In the example above, the two demand curves are parallel, and yet the elasticity from point A to point B is -1.0, while the elasticity from point C to D on the higher demand curve is -0.77. A shifted upward demand curve represents a superior brand equity position.

When Price Elasticity Is Positive

In rare situations, some goods have positive elasticity over a given price range, meaning that quantity increases with increases in price (called Giffen goods), and vice-versa.

More realistically, we sometimes find (using conjoint analysis) a portion of the demand curve exhibiting positive elasticity, followed by a point at which the demand curve takes on the usual down-sloping shape.

We recently saw this in a conjoint study involving purchase of homes, where pricing the home too low can result in lower share of preference:

Line chart showing an example of a demand curve for homes

How to Calculate Pricing Elasticity (3 Common Ways)

Simple elasticity formula considering one starting price point and one direction of change (either up or down):

%Change in Quantity Demanded / %Change in Price

Midpoints formula (Arc elasticity—the average elasticity between two price points):

Midpoints (arc elasticity) formula

Where: p1 and p2 are price points, and q1 and q2 are quantity demanded associated with those two price points.

Log-log regression (computes the average elasticity over the range of prices):

Often when using conjoint analysis we use a market simulator to estimate the price and quantity demanded (share of preference) coordinates over a range of prices. When we have these data, we often want to summarize the average price elasticity per brand across the range:

Price Brand A
Quantity Demanded
(or share of preference)
Brand B
Quantity Demanded
(or share of preference)
$100 824 1231
$110 726 1057
$125 651 910
$150 599 804

(Note that share of preference is the most common output used from conjoint analysis as a proxy for quantity demanded.)

We first transform the data by taking the natural log of prices and the natural log of quantity demanded:

Ln(Price) Brand A
Ln(Quantity Demanded)
Brand B
Ln(Quantity Demanded)
4.605 6.714 7.116
4.700 6.588 6.963
4.828 6.479 6.813
5.011 6.395 6.690

Next, we compute two linear regressions (one for Brand A and one for Brand B) using the transformed table above, predicting Ln(quantity demanded) for each brand using Ln(Price) as the independent variable. The slope (beta estimate) of Ln(Price) predicting Ln(quantity demanded) is the average price elasticity of demand across the range.

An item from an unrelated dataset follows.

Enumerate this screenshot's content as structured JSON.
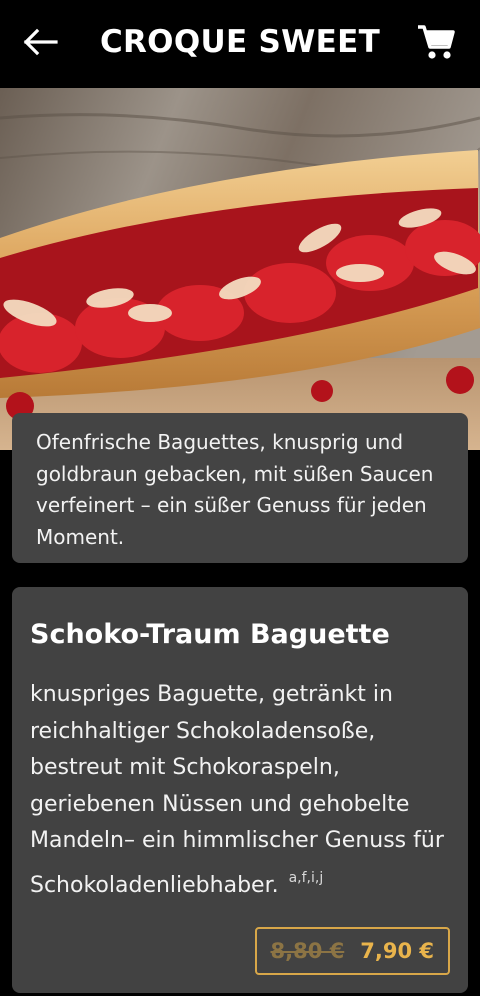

For the data above, the elasticities (the regression weights) using the log-log regression are Brand A: -0.765 and Brand B: -1.031.

Estimating Price Elasticity from Sales Data

Sometimes, you’re able to estimate price elasticity with sales data. Models such as logistic regression may be applied. However, efforts to do this often run into severe roadblocks, including: not enough independent variation in the prices across your firm and competitors and differences in prices across regions of the marketplace.

Estimating Pricing Sensitivity Using Surveys

Price elasticity can be estimated in survey-based research using conjoint analysis. Other common, though typically less effective survey-based methods for estimating price elasticity include Van Westendorp Price Sensitivity Meter (with the Newton-Miller-Smith extension) and Gabor-Granger.